Analía viajó a Buenos Aires, organizó una colecta, hizo los pasaportes pero no llegó a viajar. Cuando su hija tenía 1 año y dos meses tuvo una infección generalizada y quedó internada en Rosario, adonde Analía había ido a visitar a su hermana.

“Luz se está apagando”, le advirtió el médico antes de que a Analía le agarrara una crisis de nervios y lastimara a su mamá, que trataba de abrazarla para contenerla. “Si me preguntás, de todo lo que pasó, cuál fue el momento más traumático, yo te diría que ese: el día en que Luz falleció por segunda vez, digamos. Es que pasaban las horas, los días, y yo lo único que pensaba era: ¿y si se despertó otra vez? ¿y si voy al cementerio y la encuentro viva? No, no, cosas muy feas”.

La muerte de Luz Milagros -sostiene- no fue un alivio para ella. “Más allá de lo difícil que fue todo, ella trajo mucha alegría a mi vida. No fue un alivio para mí pero creo que sí para ella, porque obviamente, eso no es vida”.

El impacto de lo que pasó -la primera, la segunda muerte de Luz- fue tan demoledor que tuvo consecuencias devastadoras en la familia. Fabián, el papá de Luz, “se perdió. Se hundió en el alcohol y en todo lo que se te pueda ocurrir. El gobierno de Capitanich le había prometido un trabajo y no le dio nada, vivió en la miseria”. Fabián se enfermó de cáncer de esófago y murió en 8 meses. Tenía 40 años.
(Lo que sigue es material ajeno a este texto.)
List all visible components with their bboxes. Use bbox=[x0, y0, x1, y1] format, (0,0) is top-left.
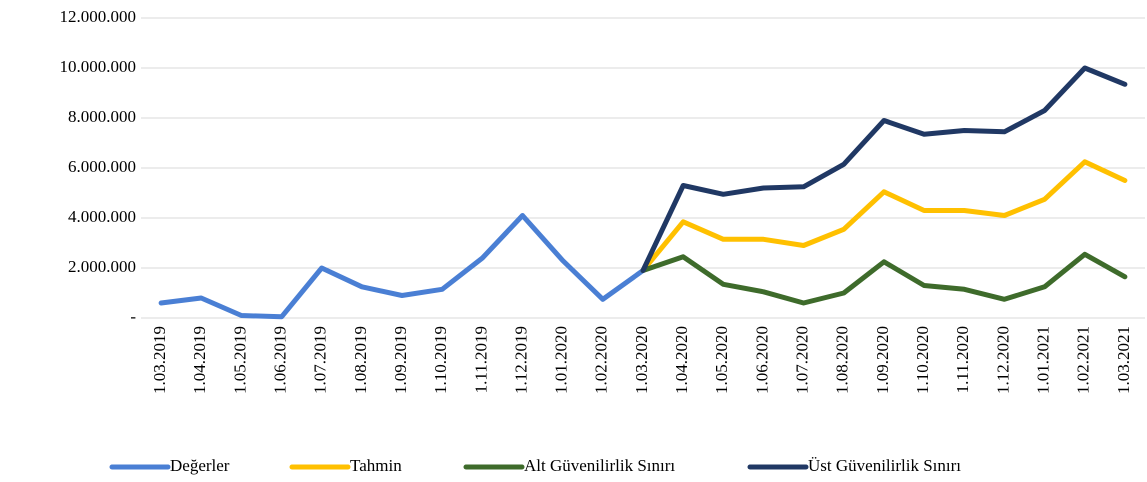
x-tick-label: 1.10.2019 bbox=[431, 326, 450, 394]
x-tick-label: 1.04.2020 bbox=[672, 326, 691, 394]
y-tick-label: 8.000.000 bbox=[68, 107, 136, 126]
legend-label: Üst Güvenilirlik Sınırı bbox=[808, 456, 961, 475]
legend-label: Değerler bbox=[170, 456, 230, 475]
x-tick-label: 1.04.2019 bbox=[190, 326, 209, 394]
x-tick-label: 1.10.2020 bbox=[913, 326, 932, 394]
x-tick-label: 1.08.2019 bbox=[351, 326, 370, 394]
series-line bbox=[640, 65, 1128, 273]
x-tick-label: 1.02.2021 bbox=[1074, 326, 1093, 394]
y-tick-label: 6.000.000 bbox=[68, 157, 136, 176]
y-tick-label: 12.000.000 bbox=[60, 7, 137, 26]
x-tick-label: 1.11.2020 bbox=[953, 326, 972, 393]
legend-label: Tahmin bbox=[350, 456, 402, 475]
x-tick-label: 1.11.2019 bbox=[471, 326, 490, 393]
series-line bbox=[640, 159, 1128, 273]
y-tick-label: 2.000.000 bbox=[68, 257, 136, 276]
y-tick-label: 4.000.000 bbox=[68, 207, 136, 226]
x-tick-label: 1.12.2019 bbox=[511, 326, 530, 394]
y-tick-label: - bbox=[130, 307, 136, 326]
x-tick-label: 1.09.2020 bbox=[873, 326, 892, 394]
x-tick-label: 1.05.2020 bbox=[712, 326, 731, 394]
legend-label: Alt Güvenilirlik Sınırı bbox=[524, 456, 675, 475]
x-tick-label: 1.06.2020 bbox=[752, 326, 771, 394]
x-tick-label: 1.05.2019 bbox=[230, 326, 249, 394]
x-tick-label: 1.09.2019 bbox=[391, 326, 410, 394]
x-tick-label: 1.07.2020 bbox=[793, 326, 812, 394]
x-tick-label: 1.03.2019 bbox=[150, 326, 169, 394]
x-tick-label: 1.07.2019 bbox=[311, 326, 330, 394]
x-tick-label: 1.03.2020 bbox=[632, 326, 651, 394]
y-tick-label: 10.000.000 bbox=[60, 57, 137, 76]
x-tick-label: 1.02.2020 bbox=[592, 326, 611, 394]
series-line bbox=[158, 213, 646, 320]
x-tick-label: 1.08.2020 bbox=[833, 326, 852, 394]
x-tick-label: 1.12.2020 bbox=[993, 326, 1012, 394]
x-tick-label: 1.01.2020 bbox=[552, 326, 571, 394]
series-line bbox=[640, 251, 1128, 306]
x-tick-label: 1.06.2019 bbox=[270, 326, 289, 394]
x-tick-label: 1.01.2021 bbox=[1034, 326, 1053, 394]
x-tick-label: 1.03.2021 bbox=[1114, 326, 1133, 394]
A la hermana de Analía le detectaron un Linfoma de Hodgkin. El hermano -el que corrió con Luz y la sintió como una botellita fría sobre el pecho- tuvo un accidente de moto muy grave y ahora está a cargo de Analía, que se dedica a vender zapatillas. Después de la muerte de Luz, Analía se empastilló y terminó internada: “No pensé en matarme, yo solo quería dormir”.

Como todo sucedió en un hospital público, en 2014 el gobierno de Chaco echó a una de las médicas, María de las Mercedes Veira, la neonatóloga pediátrica que había diagnosticado “feto muerto”. Las otras dos profesionales señaladas no sufrieron sanciones (una, la tocoginecóloga, dijo que sólo había atendido a la madre y no a la beba; la otra, que sólo había participado del parto).

“No existe un protocolo respecto del tiempo que los profesionales deben esperar para enviar los cuerpos a la morgue -dice el decreto 214 de la expulsión-. En el caso resulta evidente que fue demasiado pronto, habían transcurrido 35 minutos desde el nacimiento”.

Sin un buen asesoramiento y enfocados en la salud de Luz, la familia no impulsó un juicio penal por mala praxis, tampoco la justicia, que debería haber actuado de oficio. Un abogado -“que se acercó y nos dijo que no quería que le paguemos, que solo buscaba reconocimiento”-, comenzó un juicio civil por daños, “pero no hizo nada”, se queja Analía.

El caso por daños lo lleva ahora el Dr. Carlos Leunda, que explicó a Infobae que, con las actualizaciones por inflación, el juicio contra la provincia de Chaco por “daño moral” asciende a algo más de 50 millones de pesos. El juicio no será oral sino escrito, su cálculo (o su deseo) es que este año debería haber sentencia.

Es tanto el horror que se fue apilando en estos 10 años que en la entrevista se hace un bache, un silencio que Analía percibe y se ocupa de llenar. “Ah, pero tengo una buena noticia”, dice, y hasta por teléfono se nota que sonríe.

Va a ser abuela. ¿Cuándo? En estos días, la fecha probable de parto es la misma en la que nació Luz. “Cosas de la vida”, se despide.